Demonetisation: Dalits hit in Agra, struggle to feed families

Agra: Ever since the demonetisation was announced on November 8, housewives, especially those of belonging to Dalit households are facing serious trouble managing their households.

Most of these women who as labourers at construction sites, footwear or brush factories are suffering as many construction sites have stopped work and the factories have asked most of their auxillary workers to stay home, till the present cash crisis is resolved.

With their husbands also out of work due to the inability of the factories to pay, manging daily household affairs has become a struggle.

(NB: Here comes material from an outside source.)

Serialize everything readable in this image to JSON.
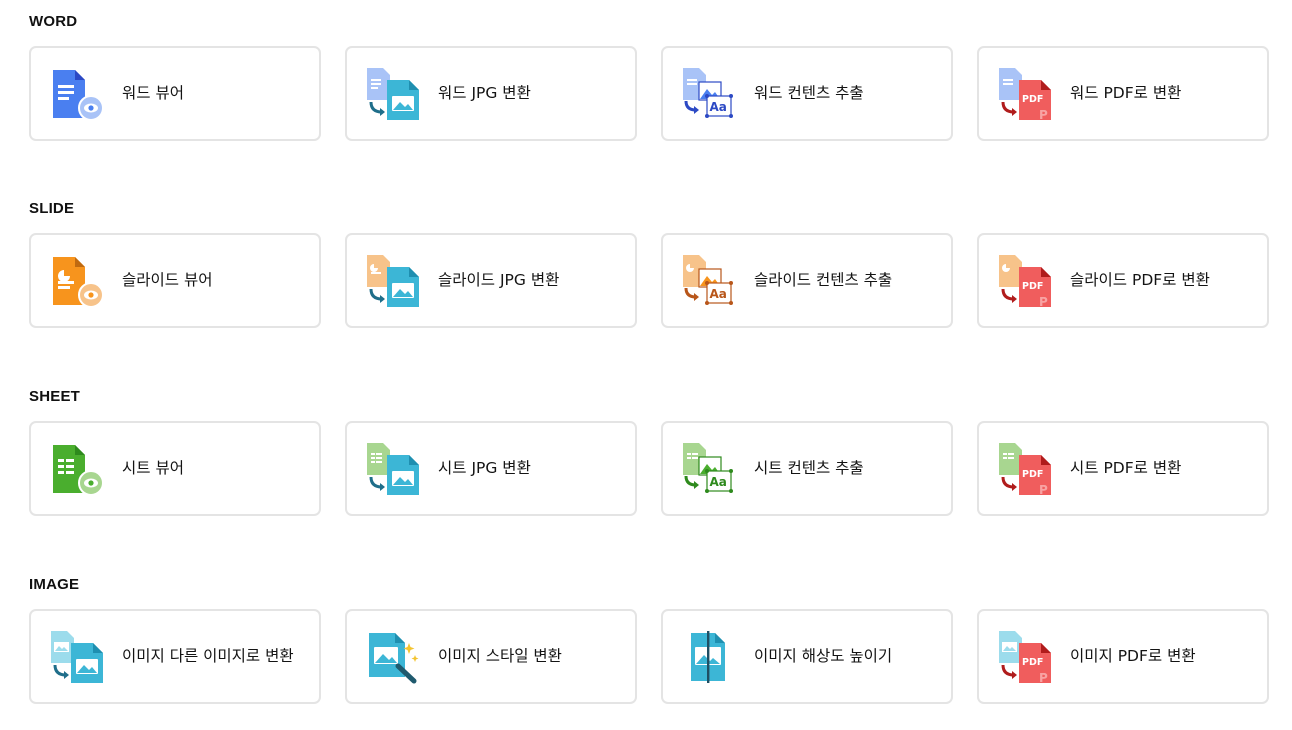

Sheela Devi, a Dalit housewife from the Nagla Chhaua area of Agra told India Today that nearly all women in the area are either sitting at home without any work or are lining up at the banks to convert their old currency notes. Devi added that it is becoming hard to even eat two meals a day, in absence of any employment and there is no money to pay the installment of the housing loan that she had taken to build her house.

WOMEN PROTEST 

A large group of these women organised a brief sit-in at the residence of the Agra District Magistrate Gaurav Dayal, so that he ehars their plea. When the DM failed to offer them any reassurance, these women blocked the Mahatma Gandhi Road, causing a two-hour long jam.

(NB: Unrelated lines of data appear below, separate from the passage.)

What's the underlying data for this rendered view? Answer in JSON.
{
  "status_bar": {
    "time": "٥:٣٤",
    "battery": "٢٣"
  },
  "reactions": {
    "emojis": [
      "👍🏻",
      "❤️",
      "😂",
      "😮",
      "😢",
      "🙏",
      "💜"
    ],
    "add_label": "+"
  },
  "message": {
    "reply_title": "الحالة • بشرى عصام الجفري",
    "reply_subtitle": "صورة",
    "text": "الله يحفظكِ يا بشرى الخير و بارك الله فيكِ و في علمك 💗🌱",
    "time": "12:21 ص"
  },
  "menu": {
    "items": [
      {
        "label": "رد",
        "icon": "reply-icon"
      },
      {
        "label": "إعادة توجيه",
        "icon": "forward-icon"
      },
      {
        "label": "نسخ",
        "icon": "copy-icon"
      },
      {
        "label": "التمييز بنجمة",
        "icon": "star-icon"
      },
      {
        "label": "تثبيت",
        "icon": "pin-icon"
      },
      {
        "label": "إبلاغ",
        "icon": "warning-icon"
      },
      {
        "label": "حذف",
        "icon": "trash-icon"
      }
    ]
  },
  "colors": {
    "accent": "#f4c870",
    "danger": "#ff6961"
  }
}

Bhagwati Devi told India Today that she stitched shoe covers along with her three daughters to run their family, but after the shoe factories closed, the daily and weekly payments from the factories have stopped and meeting the basic necessities has become very difficult. The lenders are demanding payment of loan installments but when there was nothing at home to even buy a few kilograms of flour, how could she pay the lenders? She added that she was being threatened by the lenders that they will send her to jail if she didn’t pay the installment but she had nothing to give them except try to mortgage her house, but even that was finding no takers in these difficult times.

Baby, a resident of Billochpura, Tajganj said that her husband Mohd. Zakir works in box-making factory but it has been locked since November 9 and all the groceries and other necessary stuff at their home has finished. She said in such a situation, should she poison her family to support demonetisation?

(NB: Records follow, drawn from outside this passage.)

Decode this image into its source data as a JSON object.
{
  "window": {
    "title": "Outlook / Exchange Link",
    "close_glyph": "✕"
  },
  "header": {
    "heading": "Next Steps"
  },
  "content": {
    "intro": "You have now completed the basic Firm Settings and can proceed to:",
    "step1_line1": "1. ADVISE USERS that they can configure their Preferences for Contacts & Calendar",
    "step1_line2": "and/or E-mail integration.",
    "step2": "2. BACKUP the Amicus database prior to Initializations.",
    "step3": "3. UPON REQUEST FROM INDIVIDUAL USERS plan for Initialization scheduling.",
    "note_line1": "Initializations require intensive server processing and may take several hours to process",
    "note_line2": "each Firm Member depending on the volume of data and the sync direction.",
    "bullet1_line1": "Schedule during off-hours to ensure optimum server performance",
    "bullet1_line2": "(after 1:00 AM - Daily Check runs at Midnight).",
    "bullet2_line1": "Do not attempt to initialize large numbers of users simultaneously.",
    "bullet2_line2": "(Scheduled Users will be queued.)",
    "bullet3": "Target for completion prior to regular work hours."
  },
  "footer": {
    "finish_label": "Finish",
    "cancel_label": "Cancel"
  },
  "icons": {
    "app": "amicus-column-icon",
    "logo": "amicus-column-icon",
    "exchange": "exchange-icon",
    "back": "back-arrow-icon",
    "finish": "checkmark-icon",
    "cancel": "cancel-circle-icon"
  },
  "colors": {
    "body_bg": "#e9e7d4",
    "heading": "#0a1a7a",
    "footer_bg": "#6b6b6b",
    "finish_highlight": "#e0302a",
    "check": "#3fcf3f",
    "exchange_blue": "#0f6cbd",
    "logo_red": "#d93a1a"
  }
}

Rajkumari of Sevla said that she sells embroidered handkerchiefs with her husband at the Taj Mahal and other historical monuments to sustain their livelihood, but since the currency demonetisation, the number of tourists coming to Agra is very less and even those tourists were not buying the handkerchiefs. She Rajkumari said that she has three young daughters and a son and in the absence of any work, there was no way to continue feeding them till PM Modi’s deadline ended on December 30.

Her husband Suraj Singh said that had PM Narendra Modi cared for such families, he would not have push them into such a mess. He said that dozens of people have died in the past 14-15 days, but the PM hasn’t even expressed his condolences to those people.